Footballers: you can't trust a bastard of 'em. Give them a ball and a yard of grass and they might well do something so extraordinary that you won't quite know what it is — but they probably won't. They'll probably fail to do even the ordinary. (Amongst other things, natch,) a game is a litany of failures: earnest attempts to perform those simple and difficult acts that everything complex and easy-looking depends on, not coming off. The spectator's hopes are repeatedly raised, giving rise to a basic constant apprehension. Even a really good player, someone who will be tremendously dear to you in a few minutes' time if he does something exceptional, as he may have been many times thitherto — even he's likely to screw this up and ruin it for you. If you know you might react to his endeavours with anything from a brush of regret to a sincere cursing of his bloody inept excuse for an immortal soul, it's hard to let him do his thing without at least a ventricle being in your mouth.

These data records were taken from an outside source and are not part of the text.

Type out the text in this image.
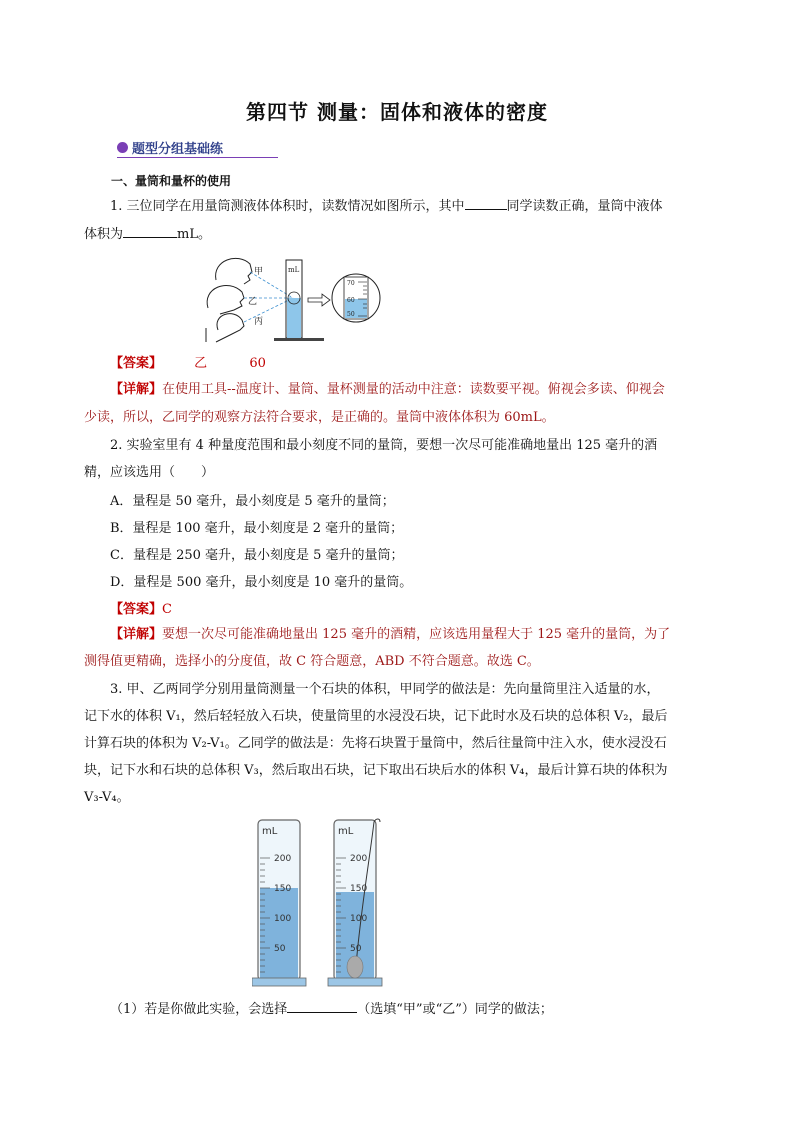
第四节 测量：固体和液体的密度
题型分组基础练
一、量筒和量杯的使用
1. 三位同学在用量筒测液体体积时，读数情况如图所示，其中	同学读数正确，量筒中液体
体积为	mL。
甲
乙
丙
mL
70
60
50
【答案】 乙	60
【详解】在使用工具--温度计、量筒、量杯测量的活动中注意：读数要平视。俯视会多读、仰视会
少读，所以，乙同学的观察方法符合要求，是正确的。量筒中液体体积为 60mL。
2. 实验室里有 4 种量度范围和最小刻度不同的量筒，要想一次尽可能准确地量出 125 毫升的酒
精，应该选用（　　）
A．量程是 50 毫升，最小刻度是 5 毫升的量筒；
B．量程是 100 毫升，最小刻度是 2 毫升的量筒；
C．量程是 250 毫升，最小刻度是 5 毫升的量筒；
D．量程是 500 毫升，最小刻度是 10 毫升的量筒。
【答案】C
【详解】要想一次尽可能准确地量出 125 毫升的酒精，应该选用量程大于 125 毫升的量筒，为了
测得值更精确，选择小的分度值，故 C 符合题意，ABD 不符合题意。故选 C。
3. 甲、乙两同学分别用量筒测量一个石块的体积，甲同学的做法是：先向量筒里注入适量的水，
记下水的体积 V₁，然后轻轻放入石块，使量筒里的水浸没石块，记下此时水及石块的总体积 V₂，最后
计算石块的体积为 V₂-V₁。乙同学的做法是：先将石块置于量筒中，然后往量筒中注入水，使水浸没石
块，记下水和石块的总体积 V₃，然后取出石块，记下取出石块后水的体积 V₄，最后计算石块的体积为
V₃-V₄。
mL
200
150
100
50
mL
200
150
100
50
（1）若是你做此实验，会选择	（选填“甲”或“乙”）同学的做法；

Sometimes, though, a player is far better than he actually needs to be, and your (your?) privileged position as the spectator who knows what should happen next; the idea that this is a hell-sent obstacle to your contentment rather than a craftsperson possessed of an expertise that really is beyond the last confused and embarrassed mutterings of your ken — that shite no longer applies. You're not going to succeed in second-guessing the really good stuff. There comes a stage when the only thing to do is to let a player be with no interfering from that poor forsaken heartlet of yours. When Sergio Agüero set off for the Bayern Munich goal, you had to trust him to take you wherever he was going. And if you didn't get it the first time, he repeated it for you a few minutes later. He's nice like that, so he is.
Watching Mesut Özil demands this trust. The typical Özil pass looks like it's been played too gently to reach its destination on time, but turns out to have the perfect weight; it makes every other player's passes look off, over-eager to be correct. He floats between positions no else can see. He creates passing angles that briefly seem like they can't be feasible, and yet.
Özil's game is full of personality, but has no charisma. It has no interest in selling itself — it just is. It says the most amazing things, but at such a low volume that you have to lean in to hear.
But a big fat transfer fee precedes him wherever he goes and barks a hype-crammed announcement of his greatness. It gives off notions. For that sort of outgoing, shouldn't he be more ... well, outgoing? Shouldn't he personally greet each supporter with a smile and a quip as they walk in? Why is he so reticent? Why is he playing that way? What's he hiding?
Alexis Sánchez can play badly (as he has done quite a bit lately) and still get a brilliant report from Generic Co-Commentator because of his workrate. Özil can play well and still get convicted on the evidence of his body language. Even television's Mr. Analysis, Gary Neville, can't help spiralling downward in his assessment of Özil before touching down on the feeling that he just doesn't look right.
Early on against West Ham at the weekend, Theo Walcott was put through on goal, and instead of shooting first time, he waited for something or other and was tackled. In the second half, Özil was put through on goal, inside the penalty area and outside the left-hand post. It looked like he was lining up to shoot, availing fully of the couple of minutes' worth of space he had. Instead, he played a high pass across the goal, and the chance was lost. It would have been the most Özil move ever had the pass been any good. After Walcott, I struck the furniture. After Özil, I laughed. That's our Meslington.